En mars, on constata un mieux suivi d’une rechute qui parut d’autant plus grave que l’espoir était revenu. Cependant, début avril, la convalescence, la vraie, s’annonça. Il y eut d’abord une nuit que Louis dormit tout entière sans émettre d’autre bruit qu’un léger ronflement, après quoi, lorsqu’il ouvrit les yeux, chacun put voir qu’ils étaient clairs et ne chaviraient plus. Enfin il déclara qu’il avait faim et demanda à manger.
Comme on en était arrivé à ne plus croire à une possible guérison, les manifestations de joie furent d’abord discrètes, mais montèrent crescendo dès que Bourdelot et ses confrères eurent déclaré que Monsieur le Duc était sauvé !
Naturellement, l’heureuse nouvelle courut Paris et le lendemain même Mme d’Aiguillon ramenait sa jeune pensionnaire qui exigea d’aller embrasser son époux sur l’heure. Il fallut bien en passer par là, et chacun retint son souffle quand, avec l’impétuosité de son âge, elle se précipita vers lui les bras ouverts.
Anne-Geneviève, l’œil soudain étincelant, se signa précipitamment.
— Si ce soir ou demain il retombe malade, je la tue ! gronda-t-elle entre ses dents.
Mais ce retour n’eut pas l’air de perturber outre mesure le jeune homme. A l’entrée de Claire-Clémence, il se faisait lire Ibrahim ou l’Illustre Bassa, récent roman de Mlle de Scudéry, par le jeune Bouteville assis à son chevet. Il l’interrompit, salua sa femme, lui rendit son baiser, puis, sans l’inviter à s’asseoir, demanda à François de poursuivre sa lecture.
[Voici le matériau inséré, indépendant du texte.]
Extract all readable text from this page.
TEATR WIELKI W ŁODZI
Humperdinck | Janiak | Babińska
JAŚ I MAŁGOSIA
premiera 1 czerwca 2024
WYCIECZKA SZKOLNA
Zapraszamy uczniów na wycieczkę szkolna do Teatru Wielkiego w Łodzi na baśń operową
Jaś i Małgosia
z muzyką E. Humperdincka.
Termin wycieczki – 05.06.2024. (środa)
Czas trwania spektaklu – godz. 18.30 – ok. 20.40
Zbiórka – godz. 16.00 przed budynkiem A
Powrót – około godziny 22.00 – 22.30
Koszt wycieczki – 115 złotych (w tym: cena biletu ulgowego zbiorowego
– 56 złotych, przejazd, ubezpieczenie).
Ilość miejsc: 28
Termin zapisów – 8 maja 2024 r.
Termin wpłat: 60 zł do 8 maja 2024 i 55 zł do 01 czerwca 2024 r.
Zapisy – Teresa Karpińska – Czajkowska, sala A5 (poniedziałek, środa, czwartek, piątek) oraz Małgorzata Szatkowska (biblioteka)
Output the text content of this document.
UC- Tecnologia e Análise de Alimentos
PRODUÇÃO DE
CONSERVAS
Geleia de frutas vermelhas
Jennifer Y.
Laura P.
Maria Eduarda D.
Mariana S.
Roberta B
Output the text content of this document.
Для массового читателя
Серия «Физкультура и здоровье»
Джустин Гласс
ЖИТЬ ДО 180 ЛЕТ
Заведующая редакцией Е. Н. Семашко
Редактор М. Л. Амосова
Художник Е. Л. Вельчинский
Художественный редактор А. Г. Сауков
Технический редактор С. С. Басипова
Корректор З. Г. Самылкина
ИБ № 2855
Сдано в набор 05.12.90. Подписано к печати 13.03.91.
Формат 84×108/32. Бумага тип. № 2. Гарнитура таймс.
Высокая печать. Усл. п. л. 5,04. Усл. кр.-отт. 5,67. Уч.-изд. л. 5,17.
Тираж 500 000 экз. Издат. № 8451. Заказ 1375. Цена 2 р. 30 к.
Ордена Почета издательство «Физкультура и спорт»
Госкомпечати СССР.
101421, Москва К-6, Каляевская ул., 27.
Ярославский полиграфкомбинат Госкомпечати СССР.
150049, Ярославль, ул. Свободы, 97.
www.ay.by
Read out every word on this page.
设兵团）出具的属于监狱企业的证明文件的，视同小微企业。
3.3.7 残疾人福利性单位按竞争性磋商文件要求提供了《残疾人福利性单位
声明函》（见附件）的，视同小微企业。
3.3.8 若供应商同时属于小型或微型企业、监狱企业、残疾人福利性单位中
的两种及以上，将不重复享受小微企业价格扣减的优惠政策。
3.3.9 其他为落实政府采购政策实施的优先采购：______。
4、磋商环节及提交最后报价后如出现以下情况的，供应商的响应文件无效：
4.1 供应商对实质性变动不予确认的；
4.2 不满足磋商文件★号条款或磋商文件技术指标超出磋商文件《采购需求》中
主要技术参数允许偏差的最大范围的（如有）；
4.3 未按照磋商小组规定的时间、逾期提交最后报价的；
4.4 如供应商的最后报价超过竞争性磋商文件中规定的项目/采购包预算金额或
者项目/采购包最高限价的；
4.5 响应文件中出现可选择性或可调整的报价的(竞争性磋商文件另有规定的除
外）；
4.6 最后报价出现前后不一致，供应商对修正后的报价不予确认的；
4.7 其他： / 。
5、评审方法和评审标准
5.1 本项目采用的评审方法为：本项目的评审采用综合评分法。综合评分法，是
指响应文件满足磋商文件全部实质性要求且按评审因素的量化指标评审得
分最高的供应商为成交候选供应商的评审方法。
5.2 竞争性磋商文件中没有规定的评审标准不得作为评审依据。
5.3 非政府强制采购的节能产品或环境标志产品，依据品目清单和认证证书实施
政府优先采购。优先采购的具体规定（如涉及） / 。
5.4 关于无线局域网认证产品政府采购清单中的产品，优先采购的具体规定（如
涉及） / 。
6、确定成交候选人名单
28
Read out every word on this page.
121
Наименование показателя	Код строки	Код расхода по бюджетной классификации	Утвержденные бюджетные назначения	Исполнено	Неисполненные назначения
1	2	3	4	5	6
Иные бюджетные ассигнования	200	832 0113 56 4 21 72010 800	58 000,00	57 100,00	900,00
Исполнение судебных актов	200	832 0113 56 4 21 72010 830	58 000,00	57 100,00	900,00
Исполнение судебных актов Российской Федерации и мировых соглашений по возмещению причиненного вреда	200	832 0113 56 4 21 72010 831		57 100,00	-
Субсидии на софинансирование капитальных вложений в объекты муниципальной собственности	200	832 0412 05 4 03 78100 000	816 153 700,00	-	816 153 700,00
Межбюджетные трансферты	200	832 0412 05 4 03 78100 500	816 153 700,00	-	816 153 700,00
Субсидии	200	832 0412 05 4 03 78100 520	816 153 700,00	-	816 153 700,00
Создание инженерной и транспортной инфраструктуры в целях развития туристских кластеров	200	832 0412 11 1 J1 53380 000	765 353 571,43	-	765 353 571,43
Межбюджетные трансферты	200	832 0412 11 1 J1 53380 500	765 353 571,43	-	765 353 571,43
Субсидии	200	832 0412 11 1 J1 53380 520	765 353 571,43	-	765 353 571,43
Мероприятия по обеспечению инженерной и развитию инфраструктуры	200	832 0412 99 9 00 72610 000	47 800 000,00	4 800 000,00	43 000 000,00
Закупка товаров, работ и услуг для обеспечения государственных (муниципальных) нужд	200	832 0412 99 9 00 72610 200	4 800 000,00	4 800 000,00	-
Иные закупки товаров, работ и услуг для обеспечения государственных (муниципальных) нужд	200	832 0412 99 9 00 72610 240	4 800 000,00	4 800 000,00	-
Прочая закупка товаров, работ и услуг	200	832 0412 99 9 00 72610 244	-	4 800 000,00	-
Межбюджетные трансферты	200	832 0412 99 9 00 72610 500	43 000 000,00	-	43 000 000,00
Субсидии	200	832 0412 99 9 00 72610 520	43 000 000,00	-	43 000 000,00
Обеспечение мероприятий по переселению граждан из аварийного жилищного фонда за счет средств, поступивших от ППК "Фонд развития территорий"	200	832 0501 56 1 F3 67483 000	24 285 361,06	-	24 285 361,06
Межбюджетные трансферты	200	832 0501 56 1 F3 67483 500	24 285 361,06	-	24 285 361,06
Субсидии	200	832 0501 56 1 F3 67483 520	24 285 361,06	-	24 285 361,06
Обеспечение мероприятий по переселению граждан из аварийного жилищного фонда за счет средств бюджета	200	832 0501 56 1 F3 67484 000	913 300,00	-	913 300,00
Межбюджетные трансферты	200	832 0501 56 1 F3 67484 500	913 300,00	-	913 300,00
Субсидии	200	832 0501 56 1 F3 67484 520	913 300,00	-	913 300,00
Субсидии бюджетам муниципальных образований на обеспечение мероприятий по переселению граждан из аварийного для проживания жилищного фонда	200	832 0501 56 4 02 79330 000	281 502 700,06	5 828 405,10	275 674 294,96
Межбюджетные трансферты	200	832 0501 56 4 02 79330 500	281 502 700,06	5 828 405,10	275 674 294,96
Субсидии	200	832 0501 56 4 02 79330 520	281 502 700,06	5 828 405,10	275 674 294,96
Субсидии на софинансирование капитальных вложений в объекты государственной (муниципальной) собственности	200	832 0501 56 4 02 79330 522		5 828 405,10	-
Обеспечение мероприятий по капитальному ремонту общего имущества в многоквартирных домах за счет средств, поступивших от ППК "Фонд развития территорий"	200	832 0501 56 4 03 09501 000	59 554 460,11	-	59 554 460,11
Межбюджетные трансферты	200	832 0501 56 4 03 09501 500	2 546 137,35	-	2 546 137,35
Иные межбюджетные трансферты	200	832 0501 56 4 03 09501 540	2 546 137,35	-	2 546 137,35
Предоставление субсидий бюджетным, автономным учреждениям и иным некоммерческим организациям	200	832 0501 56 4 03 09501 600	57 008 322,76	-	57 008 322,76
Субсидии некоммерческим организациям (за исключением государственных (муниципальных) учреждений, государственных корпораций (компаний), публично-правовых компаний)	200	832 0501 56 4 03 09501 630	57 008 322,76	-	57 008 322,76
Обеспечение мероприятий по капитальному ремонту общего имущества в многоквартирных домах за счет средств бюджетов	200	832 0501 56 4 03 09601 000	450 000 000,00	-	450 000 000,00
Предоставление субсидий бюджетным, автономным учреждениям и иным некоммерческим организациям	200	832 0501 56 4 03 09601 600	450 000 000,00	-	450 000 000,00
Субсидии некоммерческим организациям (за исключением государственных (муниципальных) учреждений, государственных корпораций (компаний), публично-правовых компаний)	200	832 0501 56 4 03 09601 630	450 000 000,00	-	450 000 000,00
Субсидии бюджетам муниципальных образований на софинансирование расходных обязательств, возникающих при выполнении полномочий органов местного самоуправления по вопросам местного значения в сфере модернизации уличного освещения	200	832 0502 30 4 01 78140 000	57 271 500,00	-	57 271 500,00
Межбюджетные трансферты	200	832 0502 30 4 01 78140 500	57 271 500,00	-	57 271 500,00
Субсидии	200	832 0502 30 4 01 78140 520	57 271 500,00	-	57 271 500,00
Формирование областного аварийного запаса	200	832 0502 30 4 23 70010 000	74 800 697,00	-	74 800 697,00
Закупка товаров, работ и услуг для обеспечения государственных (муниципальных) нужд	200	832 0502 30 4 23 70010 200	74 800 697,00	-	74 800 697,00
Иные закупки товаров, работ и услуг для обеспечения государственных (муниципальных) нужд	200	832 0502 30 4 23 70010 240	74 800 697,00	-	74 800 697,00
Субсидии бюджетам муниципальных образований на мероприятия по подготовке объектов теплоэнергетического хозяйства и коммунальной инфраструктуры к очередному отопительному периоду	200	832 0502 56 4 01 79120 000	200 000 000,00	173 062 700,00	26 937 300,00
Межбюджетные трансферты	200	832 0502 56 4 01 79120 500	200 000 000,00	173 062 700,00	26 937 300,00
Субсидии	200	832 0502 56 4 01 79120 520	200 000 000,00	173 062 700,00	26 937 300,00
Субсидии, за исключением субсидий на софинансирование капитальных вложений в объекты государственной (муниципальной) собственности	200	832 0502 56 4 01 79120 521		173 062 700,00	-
Voyant que l’adolescente était déjà prête à pleurer, Bourdelot se précipita et l’entraîna à part :
— Votre époux est encore très faible, Madame la Duchesse. Comme il ne peut quitter son lit, on lui lit des romans à longueur de journée et cela paraît lui convenir. Il ne faut pas lui en faire grief.
— Non, non, je ne le dérangerai pas. Je vais seulement reprendre possession de mon appartement… Mais je trouve qu’il a grossi !
C’était indéniable. Depuis qu’il était revenu à la conscience, Enghien dévorait littéralement. Ce qui ne laissait pas d’inquiéter son médecin, parce qu’il ne se levait que très rarement, d’où une intense faiblesse quand il était debout. En dehors de la famille, il ne recevait guère de visites, préférant de beaucoup ses lectures dont il fit alors une extraordinaire consommation : on acheta neuf livres au libraire le 15 et deux le 18 avril, dont un en quatre volumes. Pareille boulimie alerta Bourdelot. Elle venait, selon lui, d’un désir farouche d’éviter les conversations. Il décida qu’il fallait « débrouiller la rate avec une tisane laxative », après quoi « Monsieur le Duc prendrait un bain, un jour de bonne humeur »… !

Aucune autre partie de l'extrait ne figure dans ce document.